Distribution in the UK

There is less than 1000 ha of northern hay meadow remaining in the UK, mainly in the Yorkshire Dales and parts of Cumbria, Lancashire and Co. Durham.

What to look for

The flora of northern hay meadows is enticing (however, remember there is no right to roam through haymeadows, which provide a valuable crop).  The meadows hold a profusion of widespread species supplemented by northern specialists such as wood cranesbill, globeflower, lady’s mantle and, on more lime-rich soils, bird’s-eye primrose. Corncrake is sadly long-gone, but twite can sometimes be seen feeding on seed heads and snipe, redshank and lapwing may nest in damper patches. Invertebrates are attracted to the abundant nectar and in turn attract swallows, but the radical change in conditions brought about by cutting limits the fauna – however, uncut corners and margins provide an ongoing nectar source and also support species intolerant of cutting. Look out for old lime kilns, often higher up the fell, the source of the lime once used to help fertilise the swards.

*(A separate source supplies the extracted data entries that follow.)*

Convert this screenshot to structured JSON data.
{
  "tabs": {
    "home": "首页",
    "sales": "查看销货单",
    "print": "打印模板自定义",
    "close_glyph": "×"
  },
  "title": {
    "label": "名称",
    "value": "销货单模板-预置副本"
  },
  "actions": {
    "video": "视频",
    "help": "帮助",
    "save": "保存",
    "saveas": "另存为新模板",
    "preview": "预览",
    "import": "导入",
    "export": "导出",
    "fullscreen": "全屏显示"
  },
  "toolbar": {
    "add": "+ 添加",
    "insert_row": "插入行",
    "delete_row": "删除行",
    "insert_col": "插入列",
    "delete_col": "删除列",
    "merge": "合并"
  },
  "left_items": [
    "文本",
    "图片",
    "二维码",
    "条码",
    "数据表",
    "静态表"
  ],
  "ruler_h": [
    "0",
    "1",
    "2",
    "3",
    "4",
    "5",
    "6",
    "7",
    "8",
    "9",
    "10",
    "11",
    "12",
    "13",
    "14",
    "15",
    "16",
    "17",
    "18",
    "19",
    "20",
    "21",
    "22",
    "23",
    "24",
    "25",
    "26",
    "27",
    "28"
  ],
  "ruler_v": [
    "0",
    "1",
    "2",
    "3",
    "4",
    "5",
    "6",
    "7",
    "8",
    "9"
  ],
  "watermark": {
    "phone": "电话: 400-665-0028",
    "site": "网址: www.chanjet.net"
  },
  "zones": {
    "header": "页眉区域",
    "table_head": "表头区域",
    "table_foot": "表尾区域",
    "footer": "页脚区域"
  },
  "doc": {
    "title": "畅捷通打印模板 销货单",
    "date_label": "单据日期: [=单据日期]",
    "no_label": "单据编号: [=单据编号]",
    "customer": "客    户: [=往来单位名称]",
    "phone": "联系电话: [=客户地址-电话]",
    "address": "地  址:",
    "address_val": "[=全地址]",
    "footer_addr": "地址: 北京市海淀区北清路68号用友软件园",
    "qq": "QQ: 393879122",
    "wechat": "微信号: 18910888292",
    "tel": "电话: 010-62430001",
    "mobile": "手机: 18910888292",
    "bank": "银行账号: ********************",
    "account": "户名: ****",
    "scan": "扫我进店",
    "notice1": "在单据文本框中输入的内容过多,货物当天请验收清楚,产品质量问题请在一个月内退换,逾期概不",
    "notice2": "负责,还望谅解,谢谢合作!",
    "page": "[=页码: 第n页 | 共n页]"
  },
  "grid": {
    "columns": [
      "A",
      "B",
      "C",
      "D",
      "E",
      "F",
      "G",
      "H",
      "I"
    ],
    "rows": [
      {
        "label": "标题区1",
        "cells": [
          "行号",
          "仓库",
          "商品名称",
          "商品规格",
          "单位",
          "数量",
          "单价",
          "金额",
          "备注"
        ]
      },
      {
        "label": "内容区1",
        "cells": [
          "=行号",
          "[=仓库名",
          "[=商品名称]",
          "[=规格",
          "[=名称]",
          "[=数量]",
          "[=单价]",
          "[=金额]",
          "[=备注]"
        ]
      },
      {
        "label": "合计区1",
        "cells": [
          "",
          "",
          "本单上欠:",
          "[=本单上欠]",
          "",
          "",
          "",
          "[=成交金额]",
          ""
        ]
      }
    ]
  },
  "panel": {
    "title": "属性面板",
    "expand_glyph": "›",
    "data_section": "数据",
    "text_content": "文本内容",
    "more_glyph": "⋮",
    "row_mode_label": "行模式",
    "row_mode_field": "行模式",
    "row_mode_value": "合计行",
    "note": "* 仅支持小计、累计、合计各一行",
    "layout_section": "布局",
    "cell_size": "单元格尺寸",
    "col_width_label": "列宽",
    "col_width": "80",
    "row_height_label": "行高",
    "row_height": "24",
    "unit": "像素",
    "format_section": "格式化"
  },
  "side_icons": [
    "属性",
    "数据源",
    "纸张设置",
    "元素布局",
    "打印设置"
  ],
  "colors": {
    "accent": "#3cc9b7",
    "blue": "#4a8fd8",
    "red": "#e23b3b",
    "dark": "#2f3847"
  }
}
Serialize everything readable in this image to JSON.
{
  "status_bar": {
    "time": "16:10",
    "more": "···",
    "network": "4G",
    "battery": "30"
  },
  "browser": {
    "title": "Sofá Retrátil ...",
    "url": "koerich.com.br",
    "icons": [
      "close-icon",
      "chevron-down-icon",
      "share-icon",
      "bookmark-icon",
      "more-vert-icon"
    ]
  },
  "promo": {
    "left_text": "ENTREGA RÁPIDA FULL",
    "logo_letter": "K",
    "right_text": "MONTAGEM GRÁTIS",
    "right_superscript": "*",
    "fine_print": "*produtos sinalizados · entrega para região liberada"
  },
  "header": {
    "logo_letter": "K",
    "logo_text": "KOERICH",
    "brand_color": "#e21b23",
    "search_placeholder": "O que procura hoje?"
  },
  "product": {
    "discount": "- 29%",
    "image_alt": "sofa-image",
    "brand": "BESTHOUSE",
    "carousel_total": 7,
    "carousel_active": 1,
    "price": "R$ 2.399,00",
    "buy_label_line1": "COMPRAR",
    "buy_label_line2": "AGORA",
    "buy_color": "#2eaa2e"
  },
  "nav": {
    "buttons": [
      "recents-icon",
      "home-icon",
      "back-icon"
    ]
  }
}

The importance of meadows in the agricultural economy meant that many persisted into the mid-20th century. However, mechanisation and the availability of plastic wrapping has allowed silage-making to replace hay-making. Silage is more nutritious than hay, and the grass can be cut earlier (meaning that more than one cut can be taken in a season) and it does not need drying, conveniently avoiding the need for several consecutive days of dry weather. However, it requires greater investment in expensive machinery, requiring greater returns, which are usually obtained through the use of artificial fertilisers.

Artificial fertilisation and early, repeated cutting results in uniform swards dominated by just a few grasses and can devastate bird and invertebrate populations. Together with ploughing, reseeding and a switch to more intensive sheep-based systems, silage-making has resulted in the severe loss and degradation of this habitat. Agri-environment schemes have targeted remaining species-rich meadows with mixed success; community based projects celebrating both the cultural and wildlife aspects of northern hay meadows and developing and using expertise in restoration techniques are helping maintain existing meadows and restore degraded swards.